We also used three other datasets to give us the predictor variables we need to successfully analyze the results and scores of international soccer matches. These included FIFA World Rankings scraped from 2002 onwards, FIFA Player and Team Data, which details the ratings, positions, and other metrics of individual players in the FIFA video game series from the 2015 to 2022 versions of the game, and (box dataset), which tells us additional game specific results like shots on target, possession, red/yellow cards etc.

Data Cleaning

In order to combine these datasets into a usable one, we first had to clean the data. Upon merging all of the relevant datasets together for the international matches, we discovered that a lot of these matches had non-existent values for box scores or FIFA ratings. We wanted to be able to include all of these potential predictors in our model diagnostics, so we elected to remove these observations from the model. This led to us getting a dataset of mostly recent international matches (as box score data was not widely recorded in the world of soccer until the 2010s).

Our final dataset held data for 786 international matches, including box score data for each team. To make the creation of a predictive model easier, we decided to combine data for each team into a “differential” metric, which found the difference between a statistic for the home team and that same statistic for the away team. Our final set of predictors included FIFA goalkeeper rating differential, FIFA defense rating differential, FIFA midfield rating differential, FIFA offense rating differential, percentage of possession differential, shots taken differential, shots on target differential, fouls differential, yellow cards differential, red cards differential, FIFA team ranking differential, whether the match was played at a neutral stadium (i.e. neither team was playing in their home stadium), and the teams playing in the match. Since we would not have in game predictors such as shots on target, fouls, yellow/red cards, before a match starts, we computed the averages for the team’s past 5 games. For our response variables, we have the home team’s score in the match, the away team’s score in the match, the computed score differential (home team score minus away team score), and a categorical outcome of the game, where matches were assigned one of three outcomes: the home team winning, the home team losing, and the match ending in a draw (note that for neutral matches, a team is randomly assigned to be the home team).

For our predictor variables above, it is important to note that a positive differential value does not always indicate a good outcome for the home team - for example, a positive shots on target differential indicates that the home team was able to place more shot attempts on the goal than the away team, which is a positive outcome.

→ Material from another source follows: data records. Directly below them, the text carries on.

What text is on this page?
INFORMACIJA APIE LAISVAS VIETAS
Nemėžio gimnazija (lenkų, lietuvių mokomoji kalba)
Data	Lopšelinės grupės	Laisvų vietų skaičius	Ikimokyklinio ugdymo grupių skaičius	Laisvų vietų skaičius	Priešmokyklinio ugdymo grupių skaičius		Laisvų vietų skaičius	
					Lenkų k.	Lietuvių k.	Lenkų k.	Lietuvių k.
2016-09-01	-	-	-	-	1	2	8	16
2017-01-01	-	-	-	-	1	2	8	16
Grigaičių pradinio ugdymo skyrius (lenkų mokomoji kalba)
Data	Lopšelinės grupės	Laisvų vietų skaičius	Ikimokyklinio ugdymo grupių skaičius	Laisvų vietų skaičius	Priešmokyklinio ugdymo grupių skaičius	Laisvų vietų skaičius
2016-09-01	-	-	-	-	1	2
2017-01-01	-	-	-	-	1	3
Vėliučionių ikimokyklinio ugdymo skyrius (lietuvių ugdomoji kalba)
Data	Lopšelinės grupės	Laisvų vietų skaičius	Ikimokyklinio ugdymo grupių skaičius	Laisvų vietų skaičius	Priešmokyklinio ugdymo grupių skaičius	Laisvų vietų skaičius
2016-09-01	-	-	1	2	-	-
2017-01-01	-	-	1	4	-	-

However, a positive fouls (or yellow and red cards) differential indicates that the home team committed more penalties, which is a negative outcome. This is an important observation to keep in mind when observing our graphs and models featured later in this report.

Lastly, we also had to create the World Cup 2022 Dataset that has the same columns as our model dataset in order to use it as a final test set. In order to do this, we acquired a CSV with the group stage teams and their FIFA point metrics (offense, defense, midfield, rank, points, goalkeeper), then took averages of the last 5 games as values for other predictors (avg goals, avg shots on target, etc). The reason we had to do this is because typically, in the case of sports betting, the game hasn’t occurred so those metrics would not be available yet; thus, we are taking the averages as the inputs. Lastly, using these values, we created a dataset that has the same columns as our model dataset by computing differentials as the difference in scores between the home and away team.

Exploratory Data Analysis

To begin our analysis, we first looked at the distribution of the score differentials and the game outcomes. Since the outcomes of the international matches is a categorical variable that can only take on three values, we show a table approach:

International Match Results
Home Team Result Count
Draw 201
Lose 227
Win 369

We see that the home team appears to win more often than any other outcome - this will be an important thing to factor into our model as it could accidentally skew outcomes in favor of the home team. Diving further into these games, we see a histogram of the score differentials of all the matches in our dataset:

The score differentials range from -6 to 7, and it appears that the distribution of score differentials appears to be close to normally distributed. This graph could indicate that if a team were to win or lose, it is most likely by only a goal or two, as those outcomes make up the bulk of the distribution. The median (blue line) of the score differentials is zero and the mean (red line) of the score differentials is 0.37.

Next, we wanted to see if we could associate any of the predictors visually with the outcome of the game. The predictor variable that appeared to have the largest effect on the goal differential was the shots on target differential:

This made sense to us as an increase in the number of shots on target relative to the other team indicates that there are more opportunities for a team to score. Therefore, an increase in the shots on target differential indicates that they are more likely to win (and win my more goals).

We also saw similar trends (but to a lesser extent) with each of the rating metrics from the FIFA series, shown below:

We see positive relationships with each of these potential predictors and the goal differential. These trends are something interesting we would like to explore in our numerical and probabilisitic models. However, the similarly-distributed scatterplots and lines of best fit could indicate a possible instance of multicollinearity between these predictors - this is something we must explore and do our best to avoid when fitting our models.

Methodology

Model selection and validation

We initially chose to use a GLM-based Poisson regression model to predict goals for home and away teams in each match, as Poisson regression is most appropriate when the response is a discrete count, as is the case for goals scored in a match. We wanted to perform both regularization and variable selection, as our dataset had a very large number of correlated predictors and we suspected that performance could be predicted using a much sparser set of variables; therefore, we introduced a LASSO penalty using the glmnet package, and 5-fold cross validated for the optimal value of lambda. However, we quickly realized that since the outcome of a soccer game is very dependent and how two specific teams interact with each other, we could not use univariate models that would predict a team’s score in a vacuum. Hence, we finally decided to use a bivariate poisson regression model to account for these possible correlations.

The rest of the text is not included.